En Guatemala, la desigualdad es una bomba atómica, que no se anuncia con relámpagos, ni se acaba en un instante. Al contrario se expande y así, silenciosa como es, va dejando a su paso rastros imborrables de miseria, ignorancia y hambre. Sus víctimas mueren lentamente, mientras deambulan por las calles. Por poner algunos ejemplos, el 60 por ciento de los niños indígenas menores de cinco años está desnutrido; el 70 de los jóvenes no llegará a terminar la educación básica, mientras el 75 por ciento de los trabajadores no tiene seguridad social.
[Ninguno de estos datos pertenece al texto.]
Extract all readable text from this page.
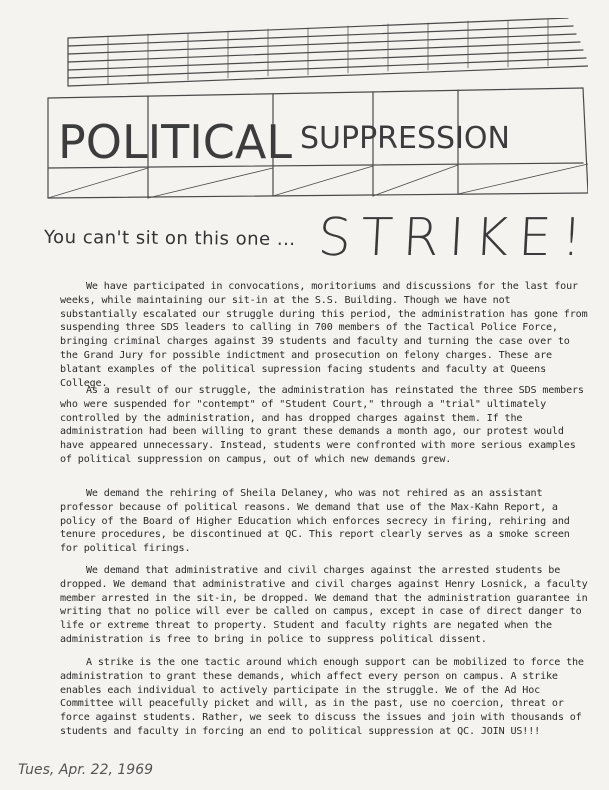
POLITICAL SUPPRESSION
You can't sit on this one ... STRIKE!

We have participated in convocations, moritoriums and discussions for the last four weeks, while maintaining our sit-in at the S.S. Building. Though we have not substantially escalated our struggle during this period, the administration has gone from suspending three SDS leaders to calling in 700 members of the Tactical Police Force, bringing criminal charges against 39 students and faculty and turning the case over to the Grand Jury for possible indictment and prosecution on felony charges. These are blatant examples of the political supression facing students and faculty at Queens College.

As a result of our struggle, the administration has reinstated the three SDS members who were suspended for "contempt" of "Student Court," through a "trial" ultimately controlled by the administration, and has dropped charges against them. If the administration had been willing to grant these demands a month ago, our protest would have appeared unnecessary. Instead, students were confronted with more serious examples of political suppression on campus, out of which new demands grew.

We demand the rehiring of Sheila Delaney, who was not rehired as an assistant professor because of political reasons. We demand that use of the Max-Kahn Report, a policy of the Board of Higher Education which enforces secrecy in firing, rehiring and tenure procedures, be discontinued at QC. This report clearly serves as a smoke screen for political firings.

We demand that administrative and civil charges against the arrested students be dropped. We demand that administrative and civil charges against Henry Losnick, a faculty member arrested in the sit-in, be dropped. We demand that the administration guarantee in writing that no police will ever be called on campus, except in case of direct danger to life or extreme threat to property. Student and faculty rights are negated when the administration is free to bring in police to suppress political dissent.

A strike is the one tactic around which enough support can be mobilized to force the administration to grant these demands, which affect every person on campus. A strike enables each individual to actively participate in the struggle. We of the Ad Hoc Committee will peacefully picket and will, as in the past, use no coercion, threat or force against students. Rather, we seek to discuss the issues and join with thousands of students and faculty in forcing an end to political suppression at QC. JOIN US!!!

Tues, Apr. 22, 1969
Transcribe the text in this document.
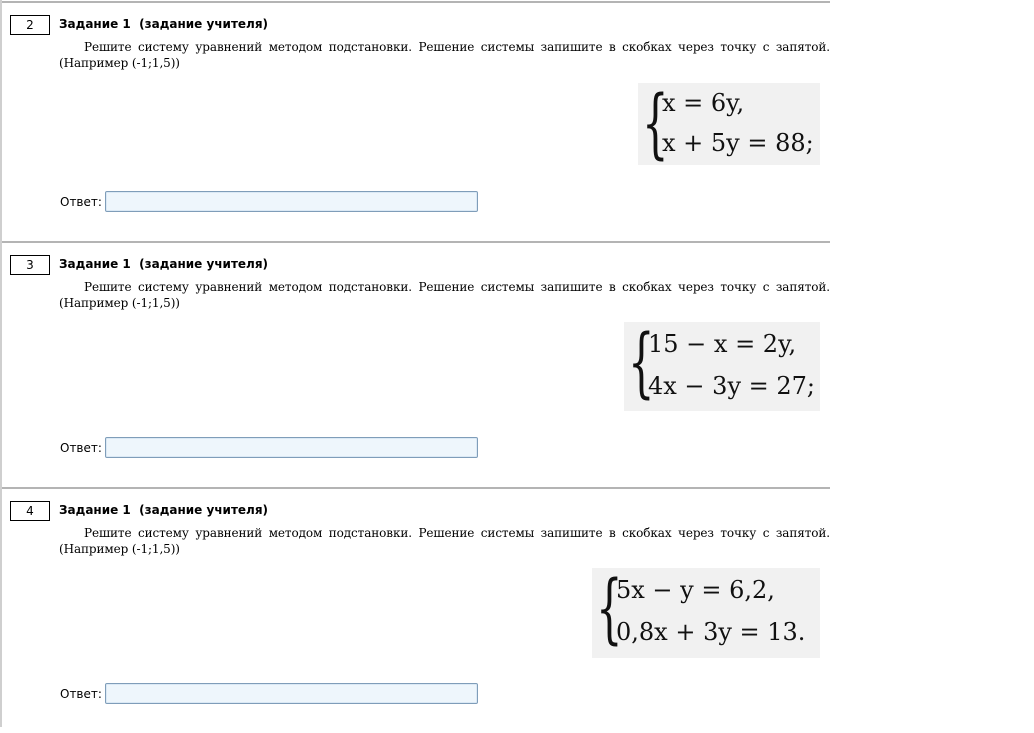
2	Задание 1  (задание учителя)
Решите систему уравнений методом подстановки. Решение системы запишите в скобках через точку с запятой. (Например (-1;1,5))
{
x = 6y,
x + 5y = 88;
Ответ:
3	Задание 1  (задание учителя)
Решите систему уравнений методом подстановки. Решение системы запишите в скобках через точку с запятой. (Например (-1;1,5))
{
15 − x = 2y,
4x − 3y = 27;
Ответ:
4	Задание 1  (задание учителя)
Решите систему уравнений методом подстановки. Решение системы запишите в скобках через точку с запятой. (Например (-1;1,5))
{
5x − y = 6,2,
0,8x + 3y = 13.
Ответ:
Bueno, nosotros también hemos aprendido a llamarles hibakusha a los sobrevivientes de nuestra bomba atómica, no por el respeto a los muertos, sino por la cultura de tolerancia a la desigualdad. Nos parece tan normal que haya pobres. Es más, la agroexportación, el azúcar y el café, no serían tan rentables sin ellos. Y, las remesas familiares no abundarían si todos estuviéramos bien en Guatemala.
Con la bomba atómica de Hiroshima se puede saber, a ciencia cierta, quién fue el que apretó el botón. Con la nuestra es más complejo. Sabemos que tienen que ver aquellos que robaron las tierras a los indígenas, aquellos que avalaron la muerte y la persecución política; también han ayudado los políticos que han hecho de la administración pública su empresa particular. Pero, usted y yo, somos cómplices, por callar, por permitir, por no poner un hasta aquí. Así es que debemos comenzar a ser responsables. Desactivar la bomba significa involucrarnos en la construcción de un futuro colectivo digno para todos. Para vivir en un país distinto, debemos actuar distinto.
Columna publicada en el Diario de Centroamérica, en agosto de 2010.